Opanowanie sztuki gry w szachy pomaga w podejmowaniu trudnych decyzji, nabywania pewnego rodzaju odporności psychicznej…

– Podczas rozgrywania partii szachistom zdarza się popadać w sytuacje stresowe. Powodem najczęściej jest niedoczas na dokończenie partii lub wykonanie określonej ilości posunięć. Działać i podejmować decyzje należy wtedy szybko i stanowczo. Szachy więc kształcą tę umiejętność, dodając tym samym pozytywnych cech pomocnych w osiąganiu sukcesu zawodowego. Udział w turnieju to oddziaływanie na szachistę wielu zmiennych. Należy przede wszystkim radzić sobie z różnymi przeciwnikami. Każdy z nich to niepowtarzalny , nierzadko trudny w „przetrawieniu” splot wyglądu, zachowania i stylu gry. Profesjonalistę raczej nie wzruszy na przykład przeciwnik w stroju ludowym z Afryki Środkowej cichutko dudniący pod nosem melodię plemienną. Nie uśpi jego czujności babcia zasiadająca po drugiej stronie szachownicy i jednocześnie robiąca na drutach, lub sześcioletni „wunderkind” grający na poziomie przyzwoitego komputera. Niewzruszony spokój szachisty to nic innego, jak doskonałe panowanie nad własnymi emocjami i odruchami, panowanie doprowadzone czasem do perfekcji. Aby się o tym przekonać wystarczy spojrzeć na pokerową twarz Karpowa podczas rozgrywania partii. W trudnych chwilach na turnieju – ostrego braku czasu hałasu widowni, nieeleganckich podpowiedzi przeciwnikowi, pomyłek sędziów – panowanie nad sobą i nad sytuacją potrafi wyeliminować wszystkie zjawiska negatywne i utorować drogę „czystego rozumu”. Oto jedna z zalet uprawiających ten sport profesjonalistów z powodzeniem stosowana przez nich w życiu codziennym.

 

Bywa, że odnosi się porażkę…

– W szachach zdarzają się druzgocące klęski. Umiejętność regeneracji po takim fiasku ocali szachiście psychikę nawet zdawałoby się w życiowej sytuacji bez wyjścia. Siedem podstawowych cech i umiejętności nie wyczerpują dłuższej listy innych pozytywnych oddziaływań szachów na osobowość. Dzięki szachom człowiek nabiera racjonalnego dystansu do zachodzących w jego życiu zjawisk. Staje się spokojniejszy, cierpliwszy bardziej wyważony. Wielokrotnie zdarzało mi się obserwować radykalne zmiany w osobowości dziecka. Rozkapryszony, nieprzewidywalny jak miotła elektryczna dzieciak przemieniał się w rozsądnego intelektualistę.

 

Mam Pan swoich mistrzów?

– Raczej nie. Wszystkich lubię „po kawałku”. Lubię mistrzów, którzy potrafią szybko zakończyć partię szachową. Potrafią wyszukać i zagrać w partii takie pułapki, że przeciwnik robi wielkie oczy jak odnajdzie swoją porażkę. Taka partia zakończona przed 25 posunięciami nazywa się „MINIATURĄ”. To wielka frajda wygrać tak szybko z dobrymi przeciwnikami. A mam trochę w kolekcji tego typu skalpów.

 

Sam też otrzymał pan kilkukrotnie tytuł mistrzowski…
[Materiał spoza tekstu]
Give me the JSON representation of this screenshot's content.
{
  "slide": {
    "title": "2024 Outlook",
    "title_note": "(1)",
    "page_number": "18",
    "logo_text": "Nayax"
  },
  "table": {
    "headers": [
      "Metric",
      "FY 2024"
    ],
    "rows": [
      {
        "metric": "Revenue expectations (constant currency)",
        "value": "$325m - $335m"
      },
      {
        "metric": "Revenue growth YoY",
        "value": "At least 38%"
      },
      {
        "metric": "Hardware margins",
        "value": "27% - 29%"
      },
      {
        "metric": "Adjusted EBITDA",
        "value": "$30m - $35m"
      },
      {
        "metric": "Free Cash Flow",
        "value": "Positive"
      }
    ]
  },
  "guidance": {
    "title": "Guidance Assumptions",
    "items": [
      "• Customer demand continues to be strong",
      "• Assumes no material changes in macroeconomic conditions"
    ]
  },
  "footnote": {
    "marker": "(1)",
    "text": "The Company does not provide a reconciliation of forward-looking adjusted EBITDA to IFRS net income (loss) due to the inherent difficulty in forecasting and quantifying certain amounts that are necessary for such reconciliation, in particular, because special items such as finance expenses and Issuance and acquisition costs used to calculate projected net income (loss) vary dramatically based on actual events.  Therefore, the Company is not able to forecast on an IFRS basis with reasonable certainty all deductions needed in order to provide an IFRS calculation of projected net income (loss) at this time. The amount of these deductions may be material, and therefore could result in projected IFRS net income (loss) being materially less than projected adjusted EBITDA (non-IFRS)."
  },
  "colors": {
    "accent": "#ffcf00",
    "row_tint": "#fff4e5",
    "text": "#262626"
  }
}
– Byłem Mistrzem w kat. senior kilku miast polskich, grałem i zdobywałem wysokie lokaty w międzynarodowych zawodach, w Czechach, Niemczech, Holandii. Obecnie cieszę się bardziej z wyników moich podopiecznych (juniorów) jak zajmą jakieś wyższe miejsca w zawodach. Wyniki obserwuję na stronach internetowych i z tego jestem bardziej dumny.

 

Na zaproszenie PMS prowadził Pan turniej szachowy w Laxton Hall…, prowadzi Pan też zajęcia w PSPO im. Heleny Modrzejewskiej na Hanwell…

– Zaproponowano mi organizację turnieju w 2013 i w 2014 roku. Byłem pod wielkim wrażeniem ogromu imprezy i sprawności przeprowadzenia. Tyle konkursów i zawodów w jeden dzień, plus rozdanie nagród i inne atrakcje. Według mnie to Organizacyjne Mistrzostwo Świata. Dzięki przychylności władz polskiej szkoły im. Modrzejewskiej otrzymałem możliwość szkolenia dzieci od podstaw poprzez zabawy, kolorowanki, wierszyki. Nadmienię , że są jeszcze wolne miejsca. Gramy na sprzęcie turniejowym, gdzie dzieci poznają od razu prawdziwe szachy, ich rozmiar i kształt, sposób poruszania, zasady gry. W przyszłości marzy mi się przygotowanie Mistrzostw Polonii w UK w szachach. To by była prawdziwa promocja szachów.

 

Obecnie przygotowuje się `Pan do zawodów, które odbędą się 6 grudnia…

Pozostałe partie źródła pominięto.